After an initial trial of cocoa containing various amounts of flavanols, the participants were assigned to drink cocoa with either 321 milligrams or 25 milligrams of flavanols per serving three times a day for 30 days.
The researchers then tested the participants for "flow-mediated dilation," the ability of the arteries to expand in response to the body's demand for more blood and oxygen.
Before the study began, the brachial artery in the upper arms of the participants expanded only 3.3 percent on average.
After 30 days of the high-flavanol cocoa, the expansion was 5.8 percent after the beverage was drunk. No increase was seen in the people who consumed low-flavanol cocoa.
"This is a nice study, confirming and extending previous work that cocoa compounds can enhance vasodilation in humans to diabetes patients," says Henriette van Praag, Ph.D., an investigator in the National Institute on Aging Neuroplasticity and Behavior Unit.
"The study would have been better if they had tested the individual flavanols they suggest are responsible for the effect separately," says Dr. van Praag.
Nutritionist Angela Kurtz, at New York University Medical Center, also had some mild criticism of the study, centering on the caloric content of cocoa.
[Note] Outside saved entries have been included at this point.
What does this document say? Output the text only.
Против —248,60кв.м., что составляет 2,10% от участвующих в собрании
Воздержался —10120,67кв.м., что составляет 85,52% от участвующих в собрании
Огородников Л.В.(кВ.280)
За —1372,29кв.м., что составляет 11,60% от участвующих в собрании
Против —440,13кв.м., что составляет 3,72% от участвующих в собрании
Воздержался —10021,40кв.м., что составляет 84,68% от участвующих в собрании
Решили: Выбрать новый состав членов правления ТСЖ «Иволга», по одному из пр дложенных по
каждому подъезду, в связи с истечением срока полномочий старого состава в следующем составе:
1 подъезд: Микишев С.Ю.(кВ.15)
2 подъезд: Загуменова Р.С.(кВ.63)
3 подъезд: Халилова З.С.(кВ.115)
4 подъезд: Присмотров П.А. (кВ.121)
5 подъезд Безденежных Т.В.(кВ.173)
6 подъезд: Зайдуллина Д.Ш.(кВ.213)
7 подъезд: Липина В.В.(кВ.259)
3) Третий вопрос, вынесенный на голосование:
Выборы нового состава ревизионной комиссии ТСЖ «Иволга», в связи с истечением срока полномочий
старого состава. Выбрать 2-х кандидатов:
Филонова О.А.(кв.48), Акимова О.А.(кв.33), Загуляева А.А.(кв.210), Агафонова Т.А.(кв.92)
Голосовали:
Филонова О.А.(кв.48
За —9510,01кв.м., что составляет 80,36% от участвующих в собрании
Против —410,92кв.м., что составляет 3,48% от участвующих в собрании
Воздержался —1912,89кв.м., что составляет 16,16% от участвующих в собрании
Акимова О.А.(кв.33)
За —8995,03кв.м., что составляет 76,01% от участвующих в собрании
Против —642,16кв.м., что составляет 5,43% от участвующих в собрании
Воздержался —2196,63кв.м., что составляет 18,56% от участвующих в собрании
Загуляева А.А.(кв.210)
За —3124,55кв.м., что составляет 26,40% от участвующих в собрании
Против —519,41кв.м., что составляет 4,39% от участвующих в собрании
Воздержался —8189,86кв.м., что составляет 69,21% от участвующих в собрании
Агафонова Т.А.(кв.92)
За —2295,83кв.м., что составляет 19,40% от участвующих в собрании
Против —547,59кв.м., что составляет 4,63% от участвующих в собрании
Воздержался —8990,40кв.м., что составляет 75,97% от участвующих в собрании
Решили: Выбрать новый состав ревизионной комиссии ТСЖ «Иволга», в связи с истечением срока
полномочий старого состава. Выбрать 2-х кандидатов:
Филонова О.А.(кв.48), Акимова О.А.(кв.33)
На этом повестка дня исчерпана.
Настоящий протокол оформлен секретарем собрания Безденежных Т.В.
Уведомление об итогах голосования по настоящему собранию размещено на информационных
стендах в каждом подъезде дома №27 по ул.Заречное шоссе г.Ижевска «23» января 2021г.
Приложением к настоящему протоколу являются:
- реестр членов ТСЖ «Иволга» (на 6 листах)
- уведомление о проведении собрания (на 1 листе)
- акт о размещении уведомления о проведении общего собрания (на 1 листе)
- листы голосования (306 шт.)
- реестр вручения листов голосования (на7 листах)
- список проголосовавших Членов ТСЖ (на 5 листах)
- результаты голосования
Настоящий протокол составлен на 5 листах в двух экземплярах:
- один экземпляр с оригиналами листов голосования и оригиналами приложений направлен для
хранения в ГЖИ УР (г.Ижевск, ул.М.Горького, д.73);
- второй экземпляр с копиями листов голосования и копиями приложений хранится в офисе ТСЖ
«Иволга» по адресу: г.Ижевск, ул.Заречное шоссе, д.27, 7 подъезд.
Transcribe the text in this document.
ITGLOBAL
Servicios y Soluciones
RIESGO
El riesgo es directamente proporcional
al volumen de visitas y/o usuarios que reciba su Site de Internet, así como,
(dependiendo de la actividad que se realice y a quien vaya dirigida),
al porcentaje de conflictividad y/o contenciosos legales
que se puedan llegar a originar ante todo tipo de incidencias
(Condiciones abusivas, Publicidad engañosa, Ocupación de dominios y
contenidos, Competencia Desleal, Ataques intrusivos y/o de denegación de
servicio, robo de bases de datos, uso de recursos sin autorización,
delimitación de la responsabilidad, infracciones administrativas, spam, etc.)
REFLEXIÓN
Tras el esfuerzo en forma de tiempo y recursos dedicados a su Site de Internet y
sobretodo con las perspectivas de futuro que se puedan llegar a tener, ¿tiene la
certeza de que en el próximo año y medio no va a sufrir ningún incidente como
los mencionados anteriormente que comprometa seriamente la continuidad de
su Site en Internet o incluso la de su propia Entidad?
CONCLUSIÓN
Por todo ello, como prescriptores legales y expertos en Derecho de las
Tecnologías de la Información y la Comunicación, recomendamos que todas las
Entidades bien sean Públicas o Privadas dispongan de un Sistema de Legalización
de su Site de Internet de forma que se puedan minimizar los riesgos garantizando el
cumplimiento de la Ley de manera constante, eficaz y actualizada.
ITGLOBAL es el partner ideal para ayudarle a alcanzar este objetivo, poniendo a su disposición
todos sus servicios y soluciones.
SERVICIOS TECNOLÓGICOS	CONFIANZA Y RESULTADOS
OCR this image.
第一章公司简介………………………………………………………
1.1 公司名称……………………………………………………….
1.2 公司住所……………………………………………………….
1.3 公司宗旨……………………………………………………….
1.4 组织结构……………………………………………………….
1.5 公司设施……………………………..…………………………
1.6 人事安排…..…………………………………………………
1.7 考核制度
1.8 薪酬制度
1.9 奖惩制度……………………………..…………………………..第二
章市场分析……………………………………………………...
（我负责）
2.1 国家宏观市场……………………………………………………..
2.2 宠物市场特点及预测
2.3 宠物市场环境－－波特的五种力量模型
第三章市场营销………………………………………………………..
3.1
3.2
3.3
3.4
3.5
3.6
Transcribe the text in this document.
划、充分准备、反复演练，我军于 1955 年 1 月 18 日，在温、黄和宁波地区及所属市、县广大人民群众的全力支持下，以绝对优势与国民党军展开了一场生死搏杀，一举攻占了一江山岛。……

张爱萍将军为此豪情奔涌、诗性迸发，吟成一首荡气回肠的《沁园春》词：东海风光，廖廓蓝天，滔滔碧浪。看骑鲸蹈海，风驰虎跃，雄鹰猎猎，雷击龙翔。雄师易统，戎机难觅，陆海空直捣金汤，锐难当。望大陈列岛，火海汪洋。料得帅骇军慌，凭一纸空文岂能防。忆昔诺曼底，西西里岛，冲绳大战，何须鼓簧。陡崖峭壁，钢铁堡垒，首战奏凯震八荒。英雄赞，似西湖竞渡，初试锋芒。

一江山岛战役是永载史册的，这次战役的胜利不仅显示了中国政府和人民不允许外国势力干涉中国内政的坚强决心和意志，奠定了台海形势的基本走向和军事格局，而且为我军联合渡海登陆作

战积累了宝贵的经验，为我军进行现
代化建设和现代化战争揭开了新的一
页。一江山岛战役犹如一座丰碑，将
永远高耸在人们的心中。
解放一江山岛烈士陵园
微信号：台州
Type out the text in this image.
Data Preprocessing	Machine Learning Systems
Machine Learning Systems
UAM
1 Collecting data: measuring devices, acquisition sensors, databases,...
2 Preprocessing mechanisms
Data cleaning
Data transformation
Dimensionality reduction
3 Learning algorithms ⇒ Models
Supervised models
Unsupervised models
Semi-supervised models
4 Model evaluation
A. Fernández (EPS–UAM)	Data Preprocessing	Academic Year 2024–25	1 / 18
"Those 170 extra calories in the cocoa would promote obesity," she says. "You would have to omit some other calorie sources that match that amount to prevent weight gain."
Still, Kurtz says, "The bottom line is that diabetics who have a poor vascular system can benefit from something that gives pleasure at the same time it helps health. Cocoa increases the amount of endorphins, the feel-good chemicals."
Dr. Schmitz says more research is needed to substantiate the findings.
"Clearly, the next step is a long study with enough subjects to clearly demonstrate there is a benefit of flavanol-enriched beverages for diabetics," he explains.
Mars has been sponsoring research on the health benefits of chocolate products for years, notes Dr. Schmitz.
"We've published a lot of peer-reviewed papers, well over 100,” he says.
Always consult your physician for more information.
Diabetes is a metabolic disorder characterized by a failure to secrete enough insulin, or, in some cases, the cells do not respond appropriately to the insulin that is produced.
Because insulin is needed by the body to convert glucose into energy, these failures result in abnormally high levels of glucose accumulating in the blood.
Diabetes may be a result of other conditions such as genetic syndromes, chemicals, drugs, malnutrition, infections, viruses, or other illnesses.
The three main types of diabetes - type 1, type 2, and gestational - are all defined as metabolic disorders that affect the way the body metabolizes, or uses, digested food to make glucose, the main source of fuel for the body.
In prediabetes, blood glucose levels are higher than normal but not high enough to be defined as diabetes. However, many people with prediabetes develop type 2 diabetes within 10 years, states the National Institute of Diabetes and Digestive and Kidney Diseases (NIDDK). Prediabetes also increases the risk of heart disease and stroke. With modest weight loss and moderate physical activity, people with prediabetes can delay or prevent type 2 diabetes.
For glucose to be able to move into the cells of the body, the hormone insulin must be present. Insulin is produced primarily in the pancreas, and, normally, is readily available to move glucose into the cells.
However, in persons with diabetes, the pancreas produces either too little or no insulin, or the cells do not respond to the insulin that is produced.
This causes a build-up of glucose in the blood, which passes into the urine where it is eventually eliminated, leaving the body without its main source of fuel.
Diabetes is the sixth leading cause of death among Americans, and the fifth leading cause of death from disease. Although it is believed that diabetes is under-reported as a condition leading to or causing death, each year, more than 200,000 deaths are reported as being caused by diabetes or its complications.
Complications of diabetes include eye problems and blindness, heart disease, stroke, neurological problems, amputation, and impotence.
Because diabetes (with the exception of gestational diabetes) is a chronic, incurable disease that affects nearly every part of the body, contributes to other serious diseases, and can be life threatening, it must be managed under the care of a physician throughout a person's life.